Walk the Line - MCTS & Evaluation Functions
As Monte Carlo Tree Search (MCTS) is becoming more popular in the world of Game AI, AI programmers are starting to discover when, and more importantly when not to use it.
A very basic outline of MCTS is that at each iteration it tries to expand on the best action known thus far, simulating till the end of a game, returning and finally integrating the result.
One of the weaknesses the technique has, is that it doesn’t seem to perform well in those problems where the path to victory is narrow.
A trivial example of this problem would be Tic Tac Toe: A single misstep will lead to defeat.
Obviously MCTS will be able to handle games as Tic Tac Toe with ease, but we’ll use it to provide some insight into the problem at hand.
A simple evaluation function in MCTS would return -1 if the simulation returned a loss and +1 for a win. The values returned by the simulation are then added to the current value of the action that was selected for the simulation.
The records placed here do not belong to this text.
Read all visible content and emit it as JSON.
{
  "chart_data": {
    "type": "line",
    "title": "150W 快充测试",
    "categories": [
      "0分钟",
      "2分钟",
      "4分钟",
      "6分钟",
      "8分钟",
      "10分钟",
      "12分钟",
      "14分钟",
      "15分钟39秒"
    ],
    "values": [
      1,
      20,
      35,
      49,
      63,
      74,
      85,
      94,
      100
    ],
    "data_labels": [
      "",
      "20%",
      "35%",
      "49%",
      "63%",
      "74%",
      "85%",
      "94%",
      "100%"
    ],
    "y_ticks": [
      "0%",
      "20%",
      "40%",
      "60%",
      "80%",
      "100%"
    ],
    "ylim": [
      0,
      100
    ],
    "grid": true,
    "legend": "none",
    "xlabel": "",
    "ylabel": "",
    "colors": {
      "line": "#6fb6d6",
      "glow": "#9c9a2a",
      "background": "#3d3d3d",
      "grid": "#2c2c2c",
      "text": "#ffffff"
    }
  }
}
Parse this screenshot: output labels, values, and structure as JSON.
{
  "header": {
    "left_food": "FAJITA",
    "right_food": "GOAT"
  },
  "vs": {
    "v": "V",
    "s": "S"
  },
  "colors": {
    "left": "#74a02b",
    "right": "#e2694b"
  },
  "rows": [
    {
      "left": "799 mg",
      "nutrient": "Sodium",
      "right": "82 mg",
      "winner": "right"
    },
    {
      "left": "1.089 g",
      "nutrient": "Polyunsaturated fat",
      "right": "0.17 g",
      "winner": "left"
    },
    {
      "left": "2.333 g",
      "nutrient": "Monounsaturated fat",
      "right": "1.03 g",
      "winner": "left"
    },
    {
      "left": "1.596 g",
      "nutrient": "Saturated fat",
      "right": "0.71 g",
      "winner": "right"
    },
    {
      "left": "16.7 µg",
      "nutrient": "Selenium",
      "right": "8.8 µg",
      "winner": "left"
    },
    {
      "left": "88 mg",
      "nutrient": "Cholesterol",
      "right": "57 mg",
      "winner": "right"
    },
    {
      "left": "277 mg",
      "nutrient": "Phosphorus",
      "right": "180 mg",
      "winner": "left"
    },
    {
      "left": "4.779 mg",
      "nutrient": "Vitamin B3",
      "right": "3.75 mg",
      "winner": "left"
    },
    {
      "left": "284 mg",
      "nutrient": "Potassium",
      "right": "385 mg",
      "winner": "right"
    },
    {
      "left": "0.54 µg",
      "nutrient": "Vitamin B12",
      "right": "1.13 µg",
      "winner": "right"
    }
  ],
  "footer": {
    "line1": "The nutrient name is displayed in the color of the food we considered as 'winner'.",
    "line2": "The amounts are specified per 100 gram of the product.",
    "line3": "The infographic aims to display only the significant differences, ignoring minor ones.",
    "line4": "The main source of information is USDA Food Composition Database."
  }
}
Most Academic AI programmers stop here, and focus on improving the technique itself. In this, Game AI programmers are better armed than their academic counterparts. We’ve got plenty of experience in expressing behavior through functions, structuring them exactly so that several simple functions will give the exact behavior we want.
However, we’ve primarily got experience in using evaluation functions in the context of Finite State Machines (FSM) or Behavior Trees.
The next step most Game AI programmers now take is to structure the evaluation function to incorporate various elements of a game, combining them into a single function that is normalized over [-1 .. 1].
And disaster strikes.
The performance of the algorithm doesn’t seem to be affected, or even worse, performance drops!
The AI starts playing moves which are obviously weak or even outright wrong.
The core of MCTS is that the technique is based on the assumption that if a move really is better than others, this will show if we play it often enough.
By “improving” the evaluation function we’ve now blurred the distinction between a loss and a win.
As MCTS can simulate a single action thousands of times, a very small score gained consistently can very easily start to outweigh a guaranteed loss further down the line.
Make sure that you give a far greater weight to both victory and loss, as compared to general performance or components.
Simply put, a victory is not equal to the sum of various components in the game.
Getting 95 points out of 100 and getting second place shouldn’t be almost the same as getting a perfect 100 and getting first place.
Knowing how to structure an evaluation function for use in search techniques is invaluable, but more importantly, completely different from modelling as used for behavior based techniques.
With search techniques we want to alter the evaluation function such that it exploits the strengths of a technique. We are trying to alter the behavior of the search.
The following two images show how a simple adjustment can have far reaching consequences:
(The size of the circles and thickness of the edges show where MCTS spent time in the tree.)
In the first image MCTS did not look very deep into the tree, spending a lot of time on actions which proved fruitless.
In the second image we only altered the evaluation function by returning -100 for a loss instead of -1. This gave MCTS very paranoid behavior and resulted in it exploring those nodes which gave the enemy as little as opportunity as possible.
In Game Programming every nanosecond spent not rendering counts and a good evaluation function is the difference between being able to churn out good strategies in milliseconds as opposed to seconds.
It will ensure that the algorithm will take less time before converging on the optimal move.
Even in the few domains where we can spend a few seconds (!) calculating the optimal move, a well structured evaluation function will have significant impact.
Or better said; a badly structured one will cost you the game.